Birey olmak neredeyse kendini kimsenin anlamadığını zanneden kendini herkesten daha bilmiş daha yetenekli daha sevilmesi gereken kendisi hariç herkesin değersiz bulunduğu bir şekil almış. Bireyselleşe bireyselleşe artık birey bile olamadığımızı fark eden bile kalmamış. Her şey kolaycılık, her şey taklit, her şey hazır şablonu bir yerden alıp başka bir yere monte etmek olmuş. Kendi geziyorsa gezmek şart, kendi oturuyorsa bütün dünya oturmalı, kendi bir şeyi seviyorsa bütün dünya onu sevmeli sevmiyorsa kimse sevmemeli. Öyle başkalarının fikri nedir bir bakayım demeler, bilmiyorsam biraz susup öğrenmeye çalışmalı diye düşünmeler filan neredeyse demode olmuş. Belki farkında değiliz ama artık herkes o sorsan beğenmediği ‘’ popüler ‘’ tarzda yaşamaya başlamış. Çünkü kalabalıkta düşünülebilecek paylaşımcı yaşamlar bireyselleştikçe kim ne yapıyor ben yapamaz altta kalırsam olmazlara dönüşmüş, en çok alkış alınan şeylerde ismini duyurmak adam yerine koyulabilmeye yeter görülmeye başlanmış. O eskiden söylediğimiz parmak demokrasisinden yana değiliz düşünceleri filan okuyunca bile anlaşılamadığından bir kez hatta bir çok kez daha okuyarak anca anlaşılır hale gelmiş. Kalabalıklardan sıyrılabilmek kendini gösterebilmek zamanın söylemiyle adam yerine koyulabilmek, artık neredeyse sizi kimin adam yerine koyduğunun bile önemini yitirtmiş. Eee tabi sonunda olacağı buydu.

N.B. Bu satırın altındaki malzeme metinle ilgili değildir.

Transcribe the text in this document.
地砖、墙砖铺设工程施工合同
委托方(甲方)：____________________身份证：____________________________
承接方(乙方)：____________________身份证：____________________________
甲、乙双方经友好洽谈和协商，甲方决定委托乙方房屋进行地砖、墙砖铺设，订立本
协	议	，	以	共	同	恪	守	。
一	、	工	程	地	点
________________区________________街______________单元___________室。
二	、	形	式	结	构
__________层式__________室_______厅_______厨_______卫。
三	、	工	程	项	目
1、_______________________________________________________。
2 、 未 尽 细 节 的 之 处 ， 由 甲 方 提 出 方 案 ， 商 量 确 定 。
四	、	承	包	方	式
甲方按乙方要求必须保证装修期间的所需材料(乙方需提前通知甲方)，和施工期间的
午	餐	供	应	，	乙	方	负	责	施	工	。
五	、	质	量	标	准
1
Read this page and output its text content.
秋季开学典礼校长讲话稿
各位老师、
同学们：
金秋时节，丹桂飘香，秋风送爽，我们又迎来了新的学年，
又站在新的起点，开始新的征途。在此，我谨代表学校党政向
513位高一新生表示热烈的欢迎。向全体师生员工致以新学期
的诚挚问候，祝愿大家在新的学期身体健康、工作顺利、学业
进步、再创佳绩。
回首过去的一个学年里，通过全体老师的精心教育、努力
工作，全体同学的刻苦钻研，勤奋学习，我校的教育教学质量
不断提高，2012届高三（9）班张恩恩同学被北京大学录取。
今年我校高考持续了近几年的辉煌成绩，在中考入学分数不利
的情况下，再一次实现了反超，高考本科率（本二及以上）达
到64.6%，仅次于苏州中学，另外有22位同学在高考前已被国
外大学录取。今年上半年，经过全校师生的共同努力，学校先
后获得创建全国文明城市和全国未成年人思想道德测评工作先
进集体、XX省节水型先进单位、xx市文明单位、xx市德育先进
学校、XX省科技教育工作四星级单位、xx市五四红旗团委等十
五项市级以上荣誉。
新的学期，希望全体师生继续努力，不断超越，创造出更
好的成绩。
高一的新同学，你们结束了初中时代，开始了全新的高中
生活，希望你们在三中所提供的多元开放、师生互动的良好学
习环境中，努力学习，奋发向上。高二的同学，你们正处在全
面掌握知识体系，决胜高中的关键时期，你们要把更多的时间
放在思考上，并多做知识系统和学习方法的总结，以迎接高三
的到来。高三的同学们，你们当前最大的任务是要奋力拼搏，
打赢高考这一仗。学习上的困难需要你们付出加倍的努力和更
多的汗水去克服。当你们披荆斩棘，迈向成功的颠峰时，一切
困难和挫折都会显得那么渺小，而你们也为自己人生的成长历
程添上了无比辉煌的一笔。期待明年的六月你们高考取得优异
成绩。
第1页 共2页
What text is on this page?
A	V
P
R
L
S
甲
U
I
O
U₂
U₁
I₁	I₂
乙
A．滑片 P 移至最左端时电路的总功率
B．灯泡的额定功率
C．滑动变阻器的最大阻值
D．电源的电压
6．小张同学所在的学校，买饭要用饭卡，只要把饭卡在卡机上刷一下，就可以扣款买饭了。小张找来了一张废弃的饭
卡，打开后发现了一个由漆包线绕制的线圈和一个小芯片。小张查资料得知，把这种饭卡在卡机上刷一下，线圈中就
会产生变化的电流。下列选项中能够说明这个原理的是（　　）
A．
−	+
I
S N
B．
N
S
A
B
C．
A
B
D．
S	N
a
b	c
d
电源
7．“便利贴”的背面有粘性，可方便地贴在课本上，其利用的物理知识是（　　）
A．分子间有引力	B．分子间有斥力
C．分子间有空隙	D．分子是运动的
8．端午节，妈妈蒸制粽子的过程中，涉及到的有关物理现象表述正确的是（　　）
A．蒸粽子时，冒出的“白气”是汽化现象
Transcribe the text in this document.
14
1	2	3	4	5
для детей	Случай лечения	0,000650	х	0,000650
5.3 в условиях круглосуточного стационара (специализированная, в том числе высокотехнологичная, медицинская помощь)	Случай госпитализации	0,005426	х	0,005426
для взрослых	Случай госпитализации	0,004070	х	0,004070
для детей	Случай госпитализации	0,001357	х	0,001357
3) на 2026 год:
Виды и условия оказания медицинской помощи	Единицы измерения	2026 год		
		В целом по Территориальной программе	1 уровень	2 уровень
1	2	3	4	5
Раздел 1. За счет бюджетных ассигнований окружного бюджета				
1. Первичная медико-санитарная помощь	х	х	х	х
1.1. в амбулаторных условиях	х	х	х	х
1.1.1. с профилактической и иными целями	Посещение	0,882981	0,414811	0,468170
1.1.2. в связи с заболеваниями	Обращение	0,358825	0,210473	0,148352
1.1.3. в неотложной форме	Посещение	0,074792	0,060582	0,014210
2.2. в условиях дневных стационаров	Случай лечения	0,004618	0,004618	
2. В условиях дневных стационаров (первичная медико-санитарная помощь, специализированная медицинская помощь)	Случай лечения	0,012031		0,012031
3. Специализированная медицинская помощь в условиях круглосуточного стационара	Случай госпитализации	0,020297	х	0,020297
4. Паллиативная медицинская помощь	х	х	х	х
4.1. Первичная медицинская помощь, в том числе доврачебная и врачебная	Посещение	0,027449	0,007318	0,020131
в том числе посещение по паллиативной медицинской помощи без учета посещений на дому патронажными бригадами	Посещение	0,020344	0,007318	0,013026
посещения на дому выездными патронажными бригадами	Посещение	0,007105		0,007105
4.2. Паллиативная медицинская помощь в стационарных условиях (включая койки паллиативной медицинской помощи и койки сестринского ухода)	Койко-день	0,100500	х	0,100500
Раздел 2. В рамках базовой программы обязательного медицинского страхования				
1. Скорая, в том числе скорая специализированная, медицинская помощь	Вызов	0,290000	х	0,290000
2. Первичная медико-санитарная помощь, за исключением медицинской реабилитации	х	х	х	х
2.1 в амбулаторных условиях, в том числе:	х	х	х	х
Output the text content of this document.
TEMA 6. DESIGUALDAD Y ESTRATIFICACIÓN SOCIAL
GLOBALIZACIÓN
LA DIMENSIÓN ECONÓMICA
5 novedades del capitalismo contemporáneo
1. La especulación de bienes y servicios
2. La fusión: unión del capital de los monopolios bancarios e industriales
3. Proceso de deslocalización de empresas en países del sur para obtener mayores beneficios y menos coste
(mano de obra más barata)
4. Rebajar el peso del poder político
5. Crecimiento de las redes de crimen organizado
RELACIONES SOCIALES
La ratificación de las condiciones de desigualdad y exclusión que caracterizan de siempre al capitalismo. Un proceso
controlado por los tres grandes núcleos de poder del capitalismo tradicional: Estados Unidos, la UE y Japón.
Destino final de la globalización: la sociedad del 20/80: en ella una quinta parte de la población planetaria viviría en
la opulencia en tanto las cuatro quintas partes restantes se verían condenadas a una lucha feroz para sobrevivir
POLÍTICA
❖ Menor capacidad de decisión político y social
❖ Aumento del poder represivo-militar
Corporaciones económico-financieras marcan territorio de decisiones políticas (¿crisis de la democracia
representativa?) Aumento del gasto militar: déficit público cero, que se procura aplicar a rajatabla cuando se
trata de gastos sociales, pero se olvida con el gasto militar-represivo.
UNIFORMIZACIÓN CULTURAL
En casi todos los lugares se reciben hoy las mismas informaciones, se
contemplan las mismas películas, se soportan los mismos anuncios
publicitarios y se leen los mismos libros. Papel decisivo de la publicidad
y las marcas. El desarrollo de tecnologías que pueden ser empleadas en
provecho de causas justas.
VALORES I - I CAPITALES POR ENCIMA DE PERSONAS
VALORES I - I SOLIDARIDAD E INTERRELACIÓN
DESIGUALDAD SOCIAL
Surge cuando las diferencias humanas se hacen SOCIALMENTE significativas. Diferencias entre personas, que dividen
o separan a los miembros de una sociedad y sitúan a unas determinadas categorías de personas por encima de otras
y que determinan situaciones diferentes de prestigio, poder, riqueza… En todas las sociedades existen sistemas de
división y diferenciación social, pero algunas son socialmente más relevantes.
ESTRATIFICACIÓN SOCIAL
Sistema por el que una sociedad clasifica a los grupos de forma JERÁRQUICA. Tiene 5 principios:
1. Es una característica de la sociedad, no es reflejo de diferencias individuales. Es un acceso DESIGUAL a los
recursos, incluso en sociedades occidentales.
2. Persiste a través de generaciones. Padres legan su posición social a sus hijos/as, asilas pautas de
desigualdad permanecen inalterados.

Bu kadar karamsarlıktan sonra ötesi nasıl toparlanır bir de onun için birkaç cümle sarf edeyim. Biz çok kritik bir nesiliz. Ara nesiliz. Bizim bildiklerimiz bizden önceki neslin bize aktardıkları diye düşünürsek, dolmuşta yer vermeyen gençleri suçlamak yerine, gençlerimize neleri öğretip neleri öğretemediklerimize bakmalı diye düşünüyorum. Ben birine saygılı davranıyorsam uzaydan seçilmiş insan olarak gönderilmediğime göre bu bana birileri tarafından öğretilmiş. Ben de öğrenmişim ayrı konu ama öğretilmiş. Biz bildiklerimizi ne kadar öğretebilirsek en çok o kadarını öğrenme şansları olacak, öğretemediklerimiz de bizimle birlikte toprak olacak. Sadece iş hayatında sadece sosyal hayatta sadece özel hayatlarımızda değil, aynı zamanda toplumsal her konuda çalışmalı çalışmalı çalışmalıyız ki, zaten berbat olan hayat şartlarının da eksiklerini bir nebze olsun bir yerlerden kapatmaya uğraşmalıyız. Geçen gün bir dost sohbetindeki şu cümle aklıma yazıldı. Bebekliklerinden itibaren sürekli alış-veriş merkezlerine götürüp tüketimi aşılamak yerine kaç aile her hangi bir fabrikaya götürüp her hangi bir şeyin üretilmesi güzelliğini çocuklarımıza yaşattık. Artık yapmamız gerekenlerin çoğunu bitirmiş olmamız gereken, yapılmamışları keşfedilmemişleri, daha iyisini bulmak için çabalamamız gereken yaşlarımızdayken hala aynı partiyi ya da aynı takımı tutmadıkları için bir birine küsebilen insanları görmek ne kadar da üzücü ve komik. Daha da komiği birine kızıp söylemek istediklerini yorum dahi yapmadan kendisine şablon olarak sunulanlarla yapmak. Düşünebiliyor musunuz laf sokmak istediği arkadaşını düşünerek sosyal paylaşım sitelerinde paylaşım yapanlar var. Konuş, anlaş, sor, dinle, anlat. Yok öyle şeylerle o çok değerli zamanımızı harcayamayız. Bize zaten belki de bilinçli dayatılan saçma bir özlü sözü paylaş gitsin. Anlayan anlasın anlamayanla ne işim olur, oohh bitti gitti. Ondan sonra gençler saygısız, genler şöyle, gençler böyle. Valla bu kaa ekmeğe bu kaa köfte.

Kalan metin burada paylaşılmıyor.